L'artiste espagnol n'a pas attendu le retour en grâce du "gaufrier" de neuf cases dans Mister Miracle (de King & Gerads) pour l'utiliser, sans toutefois être systématique - il avait découpé tout un épisode de Hawkeye ainsi. Grand formaliste, qui avoue s'ennuyer en dessinant s'il ne tente pas des choses inédites, Aja est sans doute actuellement le plus grand imagier de la BD américaine (en l'absence de Mazzucchelli), cherchant toujours à servir le script dont il dispose tout en offrant au lecteur une sorte de seconde lecture par l'image, une seconde couche narrative picturale.

The Seeds se lit aussi donc sur un niveau esthétique, au point que Nocenti a avoué avoir recomposé des passages de son scénario en fonction des retours d'Aja, des propositions visuelles de son partenaire - c'est dire si le storytelling ici est une affaire symbiotique. On retrouve d'autres marottes chères au dessinateur comme la présence de motifs alvéolés (déjà sur des couvertures d'Hawkeye) à l'occasion de scènes parallèles (dont le lien avec l'intrigue reste à déterminer) avec un tandem d'apiculteurs devisant sur la vie sur Terre menacée par le disparition des abeilles - avec, à la clé, une anecdote stupéfiante, mais vraie, sur un véritable massacre écologique commis par Mao !

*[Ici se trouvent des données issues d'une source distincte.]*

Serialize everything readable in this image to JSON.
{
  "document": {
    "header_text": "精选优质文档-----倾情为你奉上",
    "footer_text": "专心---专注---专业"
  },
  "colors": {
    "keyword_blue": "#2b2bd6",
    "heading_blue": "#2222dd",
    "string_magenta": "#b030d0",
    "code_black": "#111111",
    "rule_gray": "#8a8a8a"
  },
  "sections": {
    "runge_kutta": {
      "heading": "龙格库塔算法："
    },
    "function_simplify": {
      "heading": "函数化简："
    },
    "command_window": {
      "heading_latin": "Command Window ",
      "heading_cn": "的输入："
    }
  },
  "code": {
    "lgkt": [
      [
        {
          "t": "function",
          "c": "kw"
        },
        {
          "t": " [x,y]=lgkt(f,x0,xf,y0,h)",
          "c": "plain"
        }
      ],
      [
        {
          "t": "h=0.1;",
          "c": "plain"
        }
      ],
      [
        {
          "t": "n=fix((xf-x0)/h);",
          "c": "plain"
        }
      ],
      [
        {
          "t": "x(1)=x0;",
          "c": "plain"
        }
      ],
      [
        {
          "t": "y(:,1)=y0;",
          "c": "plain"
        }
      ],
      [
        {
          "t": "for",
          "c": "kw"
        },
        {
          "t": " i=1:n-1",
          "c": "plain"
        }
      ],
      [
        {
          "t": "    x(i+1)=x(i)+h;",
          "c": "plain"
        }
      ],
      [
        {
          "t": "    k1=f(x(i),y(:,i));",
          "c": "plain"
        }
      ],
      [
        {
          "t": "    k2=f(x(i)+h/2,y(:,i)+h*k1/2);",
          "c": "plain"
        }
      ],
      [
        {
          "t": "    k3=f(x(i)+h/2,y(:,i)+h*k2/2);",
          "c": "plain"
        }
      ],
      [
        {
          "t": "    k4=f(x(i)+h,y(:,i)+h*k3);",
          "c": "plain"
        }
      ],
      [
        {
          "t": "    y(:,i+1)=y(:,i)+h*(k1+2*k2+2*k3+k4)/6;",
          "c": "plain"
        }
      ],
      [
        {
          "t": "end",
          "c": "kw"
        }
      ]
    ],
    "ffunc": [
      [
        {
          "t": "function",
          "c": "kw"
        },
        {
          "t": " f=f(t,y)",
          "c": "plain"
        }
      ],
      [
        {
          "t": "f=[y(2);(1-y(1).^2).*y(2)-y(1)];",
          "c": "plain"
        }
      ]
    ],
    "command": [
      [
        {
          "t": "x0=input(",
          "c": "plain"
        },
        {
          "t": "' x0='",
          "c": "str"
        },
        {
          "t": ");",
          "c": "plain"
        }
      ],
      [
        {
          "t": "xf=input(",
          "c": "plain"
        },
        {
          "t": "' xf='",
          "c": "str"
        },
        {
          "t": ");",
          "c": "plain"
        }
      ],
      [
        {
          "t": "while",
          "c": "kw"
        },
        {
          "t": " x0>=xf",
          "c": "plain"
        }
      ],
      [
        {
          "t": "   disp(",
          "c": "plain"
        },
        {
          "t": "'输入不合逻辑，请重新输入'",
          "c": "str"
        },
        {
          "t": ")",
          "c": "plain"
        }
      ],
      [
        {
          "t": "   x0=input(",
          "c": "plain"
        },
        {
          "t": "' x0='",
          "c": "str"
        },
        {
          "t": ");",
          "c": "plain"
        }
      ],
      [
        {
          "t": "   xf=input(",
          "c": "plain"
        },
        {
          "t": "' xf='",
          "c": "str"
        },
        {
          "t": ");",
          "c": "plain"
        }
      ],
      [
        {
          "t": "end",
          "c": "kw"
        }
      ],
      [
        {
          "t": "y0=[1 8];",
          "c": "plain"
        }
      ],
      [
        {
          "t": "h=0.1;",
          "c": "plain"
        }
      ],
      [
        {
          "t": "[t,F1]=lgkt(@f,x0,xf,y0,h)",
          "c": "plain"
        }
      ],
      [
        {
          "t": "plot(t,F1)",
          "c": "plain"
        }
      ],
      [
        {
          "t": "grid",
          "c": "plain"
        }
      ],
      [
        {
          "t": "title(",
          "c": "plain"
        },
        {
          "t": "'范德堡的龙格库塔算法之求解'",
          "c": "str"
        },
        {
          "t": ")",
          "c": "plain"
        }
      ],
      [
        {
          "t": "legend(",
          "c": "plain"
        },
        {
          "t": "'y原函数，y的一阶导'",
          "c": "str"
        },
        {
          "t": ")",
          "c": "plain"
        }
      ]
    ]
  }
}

Quelles sont ces "graines" qui donnent leur titre à la série ? Il semble que ce soit en rapport avec des prélèvements effectués par un groupe mystérieux depuis la Zone B, portant eux aussi des masques à gaz pour certains, et dont fait partie Race, le client de Lola. Ils appartiennent à une communauté chargée de collecter des échantillons divers car la Terre serait condamnée selon leur hiérarchie. Et on découvre à la dernière page qu'il s'agit en vérité d'extra-terrestres.

Aja leur donne l'aspect de la créature de Roswell (à qui fait allusion Gabrielle lors de son entretien avec Astra) mais l'effet reste étonnant car justement il déjoue toutes les attentes quant à la représentation d'un alien aujourd'hui où la BD, le cinéma, la télé, le jeu vidéo ont imposé des variétés d'êtres issus d'autres planètes. En revenant à ce design, la série surprend avec du vieux, quelque chose qu'on pensait ne plus pouvoir être exploité. Et qui redirige toute l'intrigue d'un coup. Jusqu'où Astra ira-t-elle pour en savoir plus ? Son enquête sur le Mur en pâtira-t-elle ? On voit déjà qu'elle choisit de garder ce scoop pour elle au lieu de transmettre la photo volée qu'elle a prise à Gabrielle.

The Seeds démarre donc en force et en même temps avec une telle abondance, une telle audace, une telle singularité, qu'on ne peut que confirmer son caractère exceptionnel. La brièveté annoncée de la série renforce son attrait et promet à son équipe créative de futures récompenses, à commencer, espérons-le, par un bon accueil public.